Обратно явился с полотенцем, тёплой водой и горчичниками. Покорно согнутая голая спина жены вызывала слёзы. Осторожно накладывал мокрые листики. «Щекотно!» – кокетничала Жанна. Накрыл полотенцем и укутал одеялом. «Сиди. Десять минут». Сам сидел рядом и рассказывал, что уже звонил ей на работу. «Знаю, что ты тоже позвонила. Но так будет надёжней. Бюллетень здесь тебе откроют? Уколы не болезненны?»
Потом кормил. Как маленькую. С ложечки. Анна Ивановна помогала. Подавала и уносила.
Позвали самого обедать в столовую. Тесть попытался завести с образованным зятем умный разговор. Начал очень озабоченно:
– Смотри-ка, чего хохлы удумали. Да и наши. У меня друг закадычный на Украине живёт. Ваня Нечипор. Вместе служили. И как я теперь к нему? Или он ко мне? С какими шарами? Что думаешь по этому поводу, Глеб Владимирович?
Яшумов чурался всякой политики. Всегда. Какой бы она ни была. Во что бы ни рядилась. (Хотя избегать, чураться – это тоже политика.) Как и отец когда-то. Яшумов Владимир Константинович. Которого в институте за аполитичность всё время задвигали. (Не выступал, не поддерживал «нашу родную», а уж о том, чтобы вступить в неё – это только в страшном сне.) Нередко Владимир Константинович говорил со смехом домочадцам: «Я семафор на железной дороге. Притом всегда открытый. Даю дорогу молодым». Поэтому его потомок, сын, просто не знал, что ответить тестю с требовательными, «переживательными» глазами… Как будто не услышав вопроса, стал расспрашивать Фёдора Ивановича о домашнем его хозяйстве. Каких животных он содержит.
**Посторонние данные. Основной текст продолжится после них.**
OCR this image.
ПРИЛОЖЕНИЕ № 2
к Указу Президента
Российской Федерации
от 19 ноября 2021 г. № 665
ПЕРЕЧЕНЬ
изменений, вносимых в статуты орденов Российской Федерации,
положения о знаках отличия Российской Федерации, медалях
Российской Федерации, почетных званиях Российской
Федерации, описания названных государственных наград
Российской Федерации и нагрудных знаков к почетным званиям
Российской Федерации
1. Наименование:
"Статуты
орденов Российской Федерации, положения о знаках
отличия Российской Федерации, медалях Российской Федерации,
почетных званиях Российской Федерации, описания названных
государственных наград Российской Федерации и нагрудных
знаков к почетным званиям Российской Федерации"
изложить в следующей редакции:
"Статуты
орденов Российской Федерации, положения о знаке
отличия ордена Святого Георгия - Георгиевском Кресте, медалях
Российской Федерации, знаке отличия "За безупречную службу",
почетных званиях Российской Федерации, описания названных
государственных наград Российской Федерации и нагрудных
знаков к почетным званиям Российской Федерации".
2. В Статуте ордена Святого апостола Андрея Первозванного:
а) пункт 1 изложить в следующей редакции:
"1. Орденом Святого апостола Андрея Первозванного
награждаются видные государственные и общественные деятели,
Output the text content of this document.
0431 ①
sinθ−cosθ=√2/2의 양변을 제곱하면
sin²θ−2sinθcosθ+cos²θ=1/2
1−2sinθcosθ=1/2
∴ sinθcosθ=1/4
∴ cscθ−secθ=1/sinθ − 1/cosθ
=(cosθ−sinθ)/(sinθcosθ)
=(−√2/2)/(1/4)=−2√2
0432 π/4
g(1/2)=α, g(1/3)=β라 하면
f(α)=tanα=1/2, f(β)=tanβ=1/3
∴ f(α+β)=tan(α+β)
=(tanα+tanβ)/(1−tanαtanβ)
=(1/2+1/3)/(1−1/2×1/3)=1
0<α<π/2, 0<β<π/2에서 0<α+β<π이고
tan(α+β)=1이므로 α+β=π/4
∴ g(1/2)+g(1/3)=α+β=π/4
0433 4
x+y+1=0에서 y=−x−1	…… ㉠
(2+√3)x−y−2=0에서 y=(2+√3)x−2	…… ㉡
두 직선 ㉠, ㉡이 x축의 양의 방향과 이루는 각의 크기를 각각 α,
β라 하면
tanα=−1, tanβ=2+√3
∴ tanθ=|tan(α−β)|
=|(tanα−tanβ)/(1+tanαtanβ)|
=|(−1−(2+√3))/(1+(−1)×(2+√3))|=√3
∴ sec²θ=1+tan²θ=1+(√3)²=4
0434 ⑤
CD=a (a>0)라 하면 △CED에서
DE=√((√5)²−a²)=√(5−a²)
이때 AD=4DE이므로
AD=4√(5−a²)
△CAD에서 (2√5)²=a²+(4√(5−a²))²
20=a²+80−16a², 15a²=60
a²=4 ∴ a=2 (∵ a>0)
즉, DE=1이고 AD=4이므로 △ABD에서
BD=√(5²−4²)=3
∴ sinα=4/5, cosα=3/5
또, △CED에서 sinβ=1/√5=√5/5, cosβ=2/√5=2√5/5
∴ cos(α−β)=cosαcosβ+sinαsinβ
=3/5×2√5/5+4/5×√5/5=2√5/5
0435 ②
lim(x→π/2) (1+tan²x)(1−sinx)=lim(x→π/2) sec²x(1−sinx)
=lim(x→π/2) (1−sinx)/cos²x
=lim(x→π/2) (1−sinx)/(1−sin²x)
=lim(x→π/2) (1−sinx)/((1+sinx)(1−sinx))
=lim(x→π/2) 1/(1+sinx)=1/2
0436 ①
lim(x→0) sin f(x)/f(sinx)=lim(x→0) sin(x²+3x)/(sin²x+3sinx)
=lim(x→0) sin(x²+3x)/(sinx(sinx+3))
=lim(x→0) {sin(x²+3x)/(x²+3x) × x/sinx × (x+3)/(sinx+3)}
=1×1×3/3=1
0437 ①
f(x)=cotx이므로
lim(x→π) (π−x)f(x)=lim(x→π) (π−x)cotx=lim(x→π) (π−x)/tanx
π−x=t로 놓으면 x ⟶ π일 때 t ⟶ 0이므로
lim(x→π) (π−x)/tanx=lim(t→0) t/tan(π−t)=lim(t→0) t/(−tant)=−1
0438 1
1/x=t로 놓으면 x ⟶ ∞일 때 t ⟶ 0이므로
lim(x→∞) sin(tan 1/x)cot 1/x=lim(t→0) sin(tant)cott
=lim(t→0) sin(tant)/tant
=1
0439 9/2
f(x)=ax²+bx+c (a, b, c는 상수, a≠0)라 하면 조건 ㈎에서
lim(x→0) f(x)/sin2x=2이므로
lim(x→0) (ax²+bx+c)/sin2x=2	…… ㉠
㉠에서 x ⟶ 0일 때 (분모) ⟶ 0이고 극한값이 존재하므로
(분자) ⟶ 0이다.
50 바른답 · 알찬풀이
Фёдор Иванович смотрел на длинные волосы зятя. Под пятьдесят уже, а всё под стилягу косит. Да ещё нос картофелиной. Разделённой надвое… Не хочет говорить, скрывает, а сам знает всё. В столицах все всё знают. Фёдор Иванович нехотя говорил о скотине и птице на подворье. Держим хряка, на мясо, десяток кур, двух индюшек. Посмотрел ещё раз на зятя. Добавил: – Петуха. – Яшумов, как понимающий, кивал.
После обеда смело уже один пошёл в комнату бабушки и дедушки. От Зигмунда, который втайне от хозяев повис и поехал… отбился самостоятельно.
Но в комнате у жены ждало другое испытание.
Здесь при полной свободе от Яшумова в маленьком переносном телевизоре царил любимец Жанны – непревзойдённый Макс. Пинальщик и костолом на все времена. С душевным басом. Его железобетонной лысой головой, казалось, можно было пробивать стены!..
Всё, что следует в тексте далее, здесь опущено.